Woosh, wait, wait, wait, wait, wait… woosh.
“Yeah.”
A Slightly LarGER VERsion of the Drawing for ‘Joyce Hoffman’s Bra’
I posted the story before I finished processing the drawing; and then the drawing- I don’t know why- can’t seem to figure this stuff out- came out smaller than I’d like. So, I hit ‘edit.’ Not sure what happened to that version. Anyway, if you’re looking at this, just keep moving down to the next story. And the next, and… Hey, Happy New Year!
December’s Lost Boards- Swami’s ’69, Straits ’14
photo by Steve Kohr, stevekohr.com
12/28/14- FORMERLY SEMI-SECRET SPOT- STRAITS OF JUAN DE FUCA.
It would be half an hour before the winter sun would rise, and even then it would be blocked for hours by the Olympic Mountains, then the nearer tree lines. In fact, at this time of year, on the north shore of the west coast, the sun merely hugs the mountains like an all-day dawn. At 7:30 am, what could be seen was grainy, almost colorless; headlights in the parking area, semi-clear sky, the water was the color of drowning, of death at sea.
And I was in it trying to swim, side-stroke, one hand on my paddle; and I hadn’t even caught a wave yet.
Yeah, it’s over-dramatic; but I was the one caught in it, swimming because I had tried to cut across the usually waveless channel, the deep spot between two reefs; so confident; thinking I could snag an inside left on my way out to a lineup in which the first members of the dawn patrollers were trying to find the perfect place to take off in a crazy sea.

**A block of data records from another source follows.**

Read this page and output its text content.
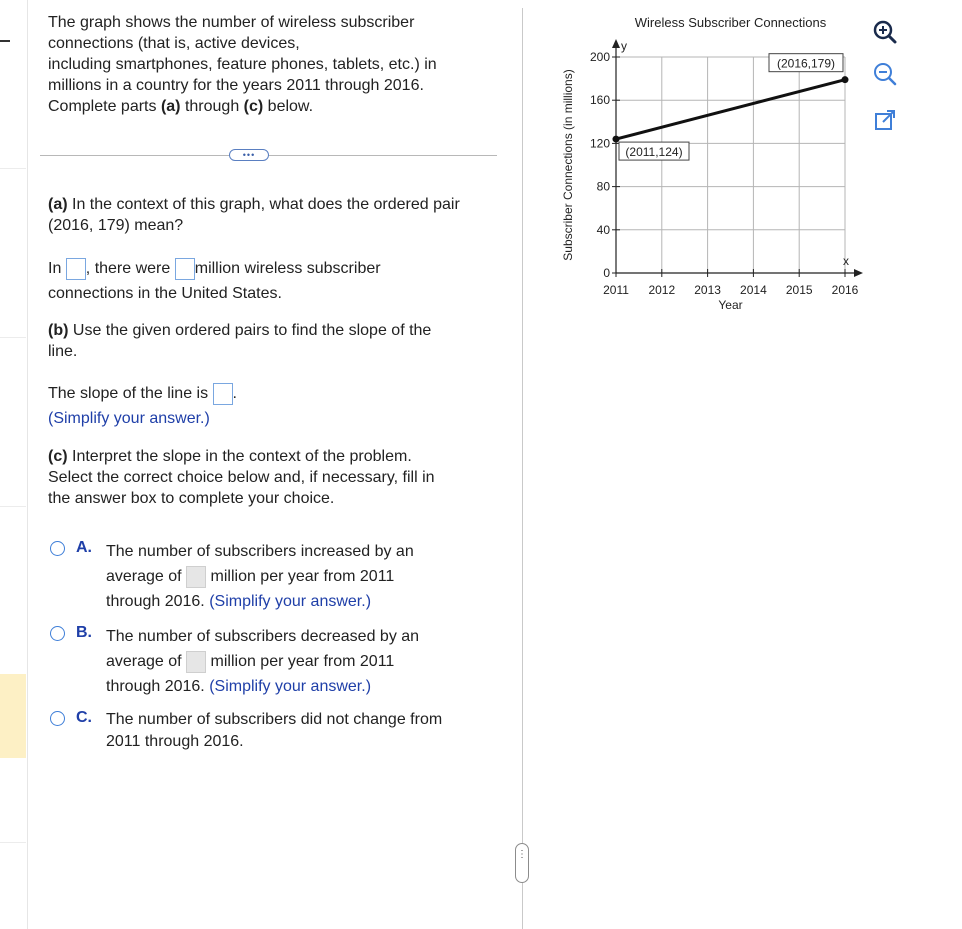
The graph shows the number of wireless subscriber
connections (that is, active devices,
including smartphones, feature phones, tablets, etc.) in
millions in a country for the years 2011 through 2016.
Complete parts (a) through (c) below.

•••
(a) In the context of this graph, what does the ordered pair
(2016, 179) mean?
In , there were million wireless subscriber
connections in the United States.
(b) Use the given ordered pairs to find the slope of the
line.
The slope of the line is .
(Simplify your answer.)
(c) Interpret the slope in the context of the problem.
Select the correct choice below and, if necessary, fill in
the answer box to complete your choice.
A. The number of subscribers increased by an
average of million per year from 2011
through 2016. (Simplify your answer.)
B. The number of subscribers decreased by an
average of million per year from 2011
through 2016. (Simplify your answer.)
C. The number of subscribers did not change from
2011 through 2016.
⋮
Wireless Subscriber Connections
y
x
0
40
80
120
160
200
2011 2012 2013 2014 2015 2016
Year
Subscriber Connections (in millions)	(2011,124)
(2016,179)
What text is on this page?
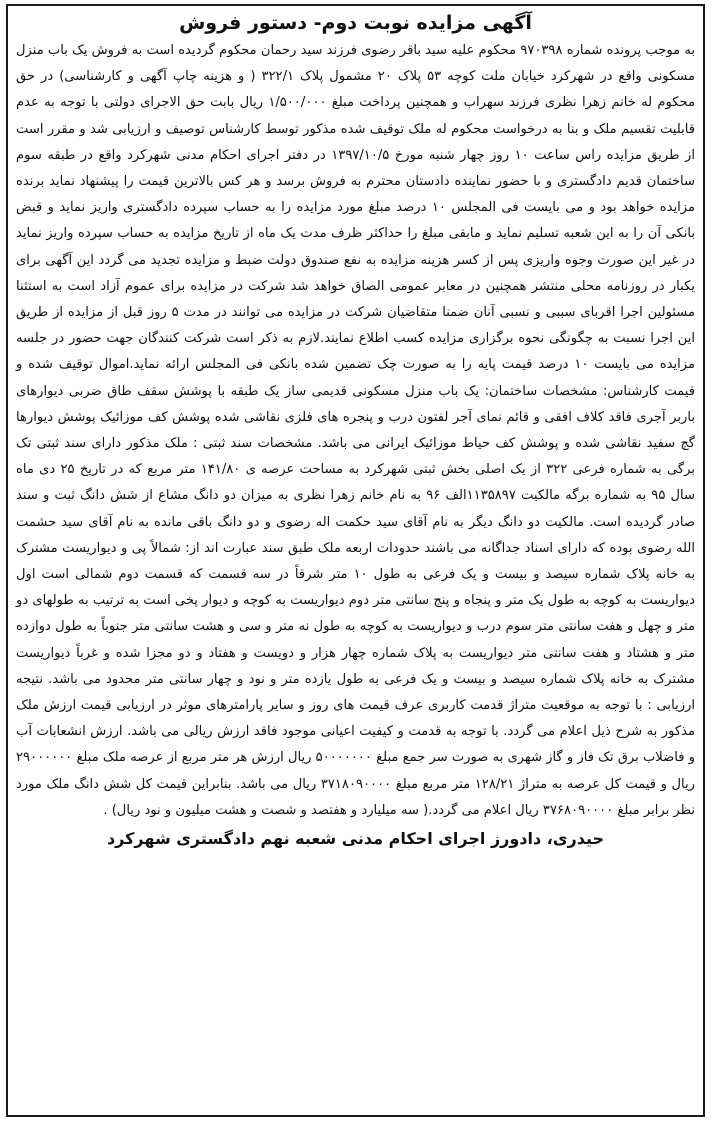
آگهی مزایده نوبت دوم- دستور فروش

به موجب پرونده شماره ۹۷۰۳۹۸ محکوم علیه سید باقر رضوی فرزند سید رحمان محکوم گردیده است به فروش یک باب منزل مسکونی واقع در شهرکرد خیابان ملت کوچه ۵۳ پلاک ۲۰ مشمول پلاک ۳۲۲/۱ ( و هزینه چاپ آگهی و کارشناسی) در حق محکوم له خانم زهرا نظری فرزند سهراب و همچنین پرداخت مبلغ ۱/۵۰۰/۰۰۰ ریال بابت حق الاجرای دولتی با توجه به عدم قابلیت تقسیم ملک و بنا به درخواست محکوم له ملک توقیف شده مذکور توسط کارشناس توصیف و ارزیابی شد و مقرر است از طریق مزایده راس ساعت ۱۰ روز چهار شنبه مورخ ۱۳۹۷/۱۰/۵ در دفتر اجرای احکام مدنی شهرکرد واقع در طبقه سوم ساختمان قدیم دادگستری و با حضور نماینده دادستان محترم به فروش برسد و هر کس بالاترین قیمت را پیشنهاد نماید برنده مزایده خواهد بود و می بایست فی المجلس ۱۰ درصد مبلغ مورد مزایده را به حساب سپرده دادگستری واریز نماید و قبض بانکی آن را به این شعبه تسلیم نماید و مابقی مبلغ را حداکثر ظرف مدت یک ماه از تاریخ مزایده به حساب سپرده واریز نماید در غیر این صورت وجوه واریزی پس از کسر هزینه مزایده به نفع صندوق دولت ضبط و مزایده تجدید می گردد این آگهی برای یکبار در روزنامه محلی منتشر همچنین در معابر عمومی الصاق خواهد شد شرکت در مزایده برای عموم آزاد است به استثنا مسئولین اجرا اقربای سببی و نسبی آنان ضمنا متقاضیان شرکت در مزایده می توانند در مدت ۵ روز قبل از مزایده از طریق این اجرا نسبت به چگونگی نحوه برگزاری مزایده کسب اطلاع نمایند.لازم به ذکر است شرکت کنندگان جهت حضور در جلسه مزایده می بایست ۱۰ درصد قیمت پایه را به صورت چک تضمین شده بانکی فی المجلس ارائه نماید.اموال توقیف شده و قیمت کارشناس: مشخصات ساختمان: یک باب منزل مسکونی قدیمی ساز یک طبقه با پوشش سقف طاق ضربی دیوارهای باربر آجری فاقد کلاف افقی و قائم نمای آجر لفتون درب و پنجره های فلزی نقاشی شده پوشش کف موزائیک پوشش دیوارها گچ سفید نقاشی شده و پوشش کف حیاط موزائیک ایرانی می باشد. مشخصات سند ثبتی : ملک مذکور دارای سند ثبتی تک برگی به شماره فرعی ۳۲۲ از یک اصلی بخش ثبتی شهرکرد به مساحت عرصه ی ۱۴۱/۸۰ متر مربع که در تاریخ ۲۵ دی ماه سال ۹۵ به شماره برگه مالکیت ۱۱۳۵۸۹۷الف ۹۶ به نام خانم زهرا نظری به میزان دو دانگ مشاع از شش دانگ ثبت و سند صادر گردیده است. مالکیت دو دانگ دیگر به نام آقای سید حکمت اله رضوی و دو دانگ باقی مانده به نام آقای سید حشمت الله رضوی بوده که دارای اسناد جداگانه می باشند حدودات اربعه ملک طبق سند عبارت اند از: شمالاً پی و دیواریست مشترک به خانه پلاک شماره سیصد و بیست و یک فرعی به طول ۱۰ متر شرقاً در سه قسمت که قسمت دوم شمالی است اول دیواریست به کوچه به طول یک متر و پنجاه و پنج سانتی متر دوم دیواریست به کوچه و دیوار پخی است به ترتیب به طولهای دو متر و چهل و هفت سانتی متر سوم درب و دیواریست به کوچه به طول نه متر و سی و هشت سانتی متر جنوباً به طول دوازده متر و هشتاد و هفت سانتی متر دیواریست به پلاک شماره چهار هزار و دویست و هفتاد و دو مجزا شده و غرباً دیواریست مشترک به خانه پلاک شماره سیصد و بیست و یک فرعی به طول یازده متر و نود و چهار سانتی متر محدود می باشد. نتیجه ارزیابی : با توجه به موقعیت متراژ قدمت کاربری عرف قیمت های روز و سایر پارامترهای موثر در ارزیابی قیمت ارزش ملک مذکور به شرح ذیل اعلام می گردد. با توجه به قدمت و کیفیت اعیانی موجود فاقد ارزش ریالی می باشد. ارزش انشعابات آب و فاضلاب برق تک فاز و گاز شهری به صورت سر جمع مبلغ ۵۰۰۰۰۰۰۰ ریال ارزش هر متر مربع از عرصه ملک مبلغ ۲۹۰۰۰۰۰۰ ریال و قیمت کل عرصه به متراژ ۱۲۸/۲۱ متر مربع مبلغ ۳۷۱۸۰۹۰۰۰۰ ریال می باشد. بنابراین قیمت کل شش دانگ ملک مورد نظر برابر مبلغ ۳۷۶۸۰۹۰۰۰۰ ریال اعلام می گردد.( سه میلیارد و هفتصد و شصت و هشت میلیون و نود ریال) .

حیدری، دادورز اجرای احکام مدنی شعبه نهم دادگستری شهرکرد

Sure, I’d seen, even in the dim light, the sets breaking on the outlside indicators, the roll-throughs, the waves that closed out the channel and the ones that could provide those storied rides that start on the outside reef and end up past the parking area, past the fence.
“I ended up way past the fence, man.” “Whoa.” Meaningful.
But this is my favorite spot on the Straits of Juan de Fuca; I’ve surfed here (first time, 1979, next time 2005, if this means anything) in every condition, from low tide rights you couldn’t catch with a regular board, fin clicking across rocks; to those just-mentioned left peelers; to bouncy just-after-a-storm surf, waves blown by winds from sideshore squalls, rain or sleet, cold offshores from fresh mountain snow; fun, user-friendly conditions- but I’ve also surfed days with these outside roll-throughs, almost out of control, where the hard part was not panicking, holding my position, waiting for the reef to catch the bottom of the swell, to shape it properly.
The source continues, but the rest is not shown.